Dr. Robert’s most recent scholarly publication is “The Presidency of Andrew Johnson” a chapter co-written by Herbert Scott Trask in John Denson’s The American Presidency (Transaction Publishers, 2001).
Dr. Roberts maintains an active schedule of professional presentations including
“The Dilemma of Jeffersonian Constitutionalism: Strict Construction of a Subverted Text” delivered at the Ludwig von Mises Institute, Auburn University (April 5-6, 1997);
“The British Image in the Jeffersonian Mind,” delivered at the Society of Early Americanists ( March 1999); “Educating Republican Majorities: Thomas Jefferson, John Taylor, and the Resolutions of 1798” delivered at the Society for Historians of the Early American Republic (July 26, 2000); “An Austrian Perspective on Hamiltonian Finance: The Business Cycles of the Early 1790s” delivered at the Ludwig von Mises Institute, Auburn University (March 30-April 1, 2001); “Hamilton and the Economic Problems of the 1790s,” at The Hamilton Conference: Exploring the Life and Legacy of Alexander Hamilton, Hamilton, NY, (April 4-6, 2001).

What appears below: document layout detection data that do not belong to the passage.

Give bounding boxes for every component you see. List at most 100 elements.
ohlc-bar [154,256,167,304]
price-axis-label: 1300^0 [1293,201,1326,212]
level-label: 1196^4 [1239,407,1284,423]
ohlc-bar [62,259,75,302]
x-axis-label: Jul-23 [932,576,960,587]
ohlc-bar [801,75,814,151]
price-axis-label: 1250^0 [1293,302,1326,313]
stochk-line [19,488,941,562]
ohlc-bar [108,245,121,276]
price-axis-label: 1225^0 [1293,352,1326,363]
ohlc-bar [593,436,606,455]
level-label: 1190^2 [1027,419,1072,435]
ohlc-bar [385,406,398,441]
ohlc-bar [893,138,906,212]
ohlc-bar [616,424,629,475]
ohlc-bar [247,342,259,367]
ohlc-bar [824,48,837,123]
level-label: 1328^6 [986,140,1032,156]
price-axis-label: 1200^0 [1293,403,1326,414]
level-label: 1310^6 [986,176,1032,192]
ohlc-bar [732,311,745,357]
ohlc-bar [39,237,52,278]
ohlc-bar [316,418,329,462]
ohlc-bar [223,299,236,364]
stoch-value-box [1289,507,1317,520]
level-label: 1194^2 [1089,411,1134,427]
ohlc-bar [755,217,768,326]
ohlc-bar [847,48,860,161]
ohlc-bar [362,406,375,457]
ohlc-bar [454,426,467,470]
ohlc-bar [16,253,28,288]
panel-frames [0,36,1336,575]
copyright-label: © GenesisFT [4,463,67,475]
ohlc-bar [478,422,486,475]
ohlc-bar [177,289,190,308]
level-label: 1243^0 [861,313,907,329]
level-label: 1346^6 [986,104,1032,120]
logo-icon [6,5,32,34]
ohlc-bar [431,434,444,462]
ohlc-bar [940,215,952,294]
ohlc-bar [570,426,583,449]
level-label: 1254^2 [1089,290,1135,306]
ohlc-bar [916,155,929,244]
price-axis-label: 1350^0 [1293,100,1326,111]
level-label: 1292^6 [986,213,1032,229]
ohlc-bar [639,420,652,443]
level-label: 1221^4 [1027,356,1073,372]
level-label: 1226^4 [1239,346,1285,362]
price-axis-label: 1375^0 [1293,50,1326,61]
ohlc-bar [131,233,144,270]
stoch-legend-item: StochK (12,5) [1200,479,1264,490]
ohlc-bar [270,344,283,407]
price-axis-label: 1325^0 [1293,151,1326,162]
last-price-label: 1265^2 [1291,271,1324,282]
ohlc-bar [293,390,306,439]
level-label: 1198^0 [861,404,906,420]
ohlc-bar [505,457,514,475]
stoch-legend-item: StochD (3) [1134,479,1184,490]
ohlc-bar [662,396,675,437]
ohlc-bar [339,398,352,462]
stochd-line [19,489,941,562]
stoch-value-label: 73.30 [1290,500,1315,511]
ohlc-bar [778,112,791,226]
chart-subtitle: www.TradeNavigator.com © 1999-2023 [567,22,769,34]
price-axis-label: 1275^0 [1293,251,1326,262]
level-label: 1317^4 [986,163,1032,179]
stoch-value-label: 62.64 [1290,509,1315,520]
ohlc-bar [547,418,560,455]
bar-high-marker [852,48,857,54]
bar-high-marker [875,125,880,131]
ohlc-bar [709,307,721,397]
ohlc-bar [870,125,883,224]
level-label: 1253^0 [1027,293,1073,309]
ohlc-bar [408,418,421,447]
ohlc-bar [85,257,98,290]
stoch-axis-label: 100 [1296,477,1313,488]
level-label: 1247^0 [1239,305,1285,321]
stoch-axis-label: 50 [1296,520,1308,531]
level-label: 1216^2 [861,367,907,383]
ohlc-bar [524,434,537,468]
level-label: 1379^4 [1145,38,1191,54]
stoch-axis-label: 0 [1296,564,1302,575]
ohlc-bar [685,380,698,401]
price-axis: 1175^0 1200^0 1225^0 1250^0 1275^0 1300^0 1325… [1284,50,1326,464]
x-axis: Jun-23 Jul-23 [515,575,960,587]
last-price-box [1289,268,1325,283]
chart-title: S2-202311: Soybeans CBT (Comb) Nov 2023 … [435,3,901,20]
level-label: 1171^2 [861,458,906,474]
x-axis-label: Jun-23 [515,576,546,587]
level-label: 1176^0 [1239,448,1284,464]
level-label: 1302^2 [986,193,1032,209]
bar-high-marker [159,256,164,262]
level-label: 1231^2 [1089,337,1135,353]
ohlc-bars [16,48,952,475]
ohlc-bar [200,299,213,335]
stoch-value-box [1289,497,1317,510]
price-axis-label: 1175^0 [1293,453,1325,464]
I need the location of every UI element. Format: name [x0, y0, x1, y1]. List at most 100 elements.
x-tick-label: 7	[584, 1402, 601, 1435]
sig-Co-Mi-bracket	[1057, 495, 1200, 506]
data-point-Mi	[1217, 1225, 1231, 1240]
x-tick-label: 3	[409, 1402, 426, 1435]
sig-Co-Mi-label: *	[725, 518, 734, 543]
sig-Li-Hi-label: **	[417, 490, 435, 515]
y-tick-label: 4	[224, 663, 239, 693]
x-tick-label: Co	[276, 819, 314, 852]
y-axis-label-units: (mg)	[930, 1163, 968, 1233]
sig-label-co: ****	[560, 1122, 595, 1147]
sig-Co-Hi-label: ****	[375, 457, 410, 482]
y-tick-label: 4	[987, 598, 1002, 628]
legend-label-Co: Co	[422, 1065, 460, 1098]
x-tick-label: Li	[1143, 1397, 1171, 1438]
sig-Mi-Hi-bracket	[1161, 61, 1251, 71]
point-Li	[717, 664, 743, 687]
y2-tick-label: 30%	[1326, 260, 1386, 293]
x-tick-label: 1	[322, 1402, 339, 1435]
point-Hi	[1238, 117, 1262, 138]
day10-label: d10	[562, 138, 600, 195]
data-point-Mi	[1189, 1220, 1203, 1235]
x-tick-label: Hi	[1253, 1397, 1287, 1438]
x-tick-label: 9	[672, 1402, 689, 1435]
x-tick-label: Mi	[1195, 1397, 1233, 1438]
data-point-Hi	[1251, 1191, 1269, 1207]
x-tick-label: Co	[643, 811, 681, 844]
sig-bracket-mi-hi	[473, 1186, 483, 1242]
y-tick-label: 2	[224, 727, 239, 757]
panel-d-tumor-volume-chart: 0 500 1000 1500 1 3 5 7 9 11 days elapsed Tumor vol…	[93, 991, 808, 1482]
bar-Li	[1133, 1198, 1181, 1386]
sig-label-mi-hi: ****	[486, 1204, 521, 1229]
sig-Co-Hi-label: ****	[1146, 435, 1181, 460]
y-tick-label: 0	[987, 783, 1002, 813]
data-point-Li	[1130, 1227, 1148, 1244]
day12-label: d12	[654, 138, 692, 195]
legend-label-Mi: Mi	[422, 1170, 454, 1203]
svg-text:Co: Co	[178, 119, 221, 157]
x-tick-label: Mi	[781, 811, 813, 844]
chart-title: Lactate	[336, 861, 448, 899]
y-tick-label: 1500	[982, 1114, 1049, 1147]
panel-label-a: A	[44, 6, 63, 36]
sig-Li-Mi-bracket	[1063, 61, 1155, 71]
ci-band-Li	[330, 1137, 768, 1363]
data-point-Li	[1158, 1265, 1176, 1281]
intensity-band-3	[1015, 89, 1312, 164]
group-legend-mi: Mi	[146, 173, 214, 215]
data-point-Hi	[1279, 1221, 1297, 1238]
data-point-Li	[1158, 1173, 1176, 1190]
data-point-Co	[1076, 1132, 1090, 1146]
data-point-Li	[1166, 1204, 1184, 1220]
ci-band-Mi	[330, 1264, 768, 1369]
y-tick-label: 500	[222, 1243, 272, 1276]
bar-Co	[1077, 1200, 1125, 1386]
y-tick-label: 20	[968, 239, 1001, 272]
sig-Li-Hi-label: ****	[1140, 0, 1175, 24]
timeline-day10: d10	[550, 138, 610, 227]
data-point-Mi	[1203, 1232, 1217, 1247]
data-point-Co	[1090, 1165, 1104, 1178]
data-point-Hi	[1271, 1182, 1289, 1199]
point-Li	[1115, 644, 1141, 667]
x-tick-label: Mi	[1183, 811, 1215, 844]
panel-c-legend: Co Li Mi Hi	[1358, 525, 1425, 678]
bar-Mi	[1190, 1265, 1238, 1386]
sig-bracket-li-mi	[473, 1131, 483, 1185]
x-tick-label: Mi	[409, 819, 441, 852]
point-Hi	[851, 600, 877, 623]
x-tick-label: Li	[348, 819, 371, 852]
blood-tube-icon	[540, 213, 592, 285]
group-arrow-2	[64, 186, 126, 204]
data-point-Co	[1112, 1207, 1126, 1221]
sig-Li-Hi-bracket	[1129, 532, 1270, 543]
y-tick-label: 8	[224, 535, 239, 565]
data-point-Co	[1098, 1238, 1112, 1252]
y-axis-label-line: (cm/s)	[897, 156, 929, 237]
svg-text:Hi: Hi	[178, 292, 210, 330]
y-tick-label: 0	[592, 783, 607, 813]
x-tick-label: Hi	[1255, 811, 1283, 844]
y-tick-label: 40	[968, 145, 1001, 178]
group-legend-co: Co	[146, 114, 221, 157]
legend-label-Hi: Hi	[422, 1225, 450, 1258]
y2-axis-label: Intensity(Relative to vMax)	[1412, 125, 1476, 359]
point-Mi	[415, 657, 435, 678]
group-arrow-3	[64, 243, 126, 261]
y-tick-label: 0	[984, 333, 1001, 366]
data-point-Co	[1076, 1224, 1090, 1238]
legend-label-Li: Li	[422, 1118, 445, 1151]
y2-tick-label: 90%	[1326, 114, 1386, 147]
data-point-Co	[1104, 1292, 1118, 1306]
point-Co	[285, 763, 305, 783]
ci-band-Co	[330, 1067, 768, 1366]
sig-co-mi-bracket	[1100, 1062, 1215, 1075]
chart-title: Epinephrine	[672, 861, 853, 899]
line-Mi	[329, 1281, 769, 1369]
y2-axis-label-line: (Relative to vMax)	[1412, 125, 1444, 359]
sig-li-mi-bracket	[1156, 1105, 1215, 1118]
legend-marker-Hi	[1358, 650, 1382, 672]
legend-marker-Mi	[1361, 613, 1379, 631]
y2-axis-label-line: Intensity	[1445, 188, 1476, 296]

Dr. Roberts has been active in organizing and speaking at scholarly panels and seminars on such topics as “Political Economy in Early America”; “Liberty and Currency in Early American History”; “Liberty and the Federal Debt.”; “The Virginia and Kentucky Resolutions of 1798”; “Progress, Nationalism, and the Use of History”; “Liberty and the Power of Veto;” “Education in the Early Republic”; “Political Economy in the Early Republic”; “Liberty and the American Founding”; “Liberty and the Writings of Francis Graham Wilson,” and “Liberty and the American Founding.”
Dr. Roberts was awarded the Claude Lambe Fellowship, Institute for Humane Studies (1993-1994), an Earhart Foundation Fellowship (1998-1999), and was a Perkins Post-doctorate Fellow (1999-2000).
Currently he is assistant professor of history at Arkansas Tech Univeristy, Russellville, Arkansas. He is also an adjunct scholar at the Ludwig von Mises Institute. He and his wife spend most of their time raising two sons and gardening.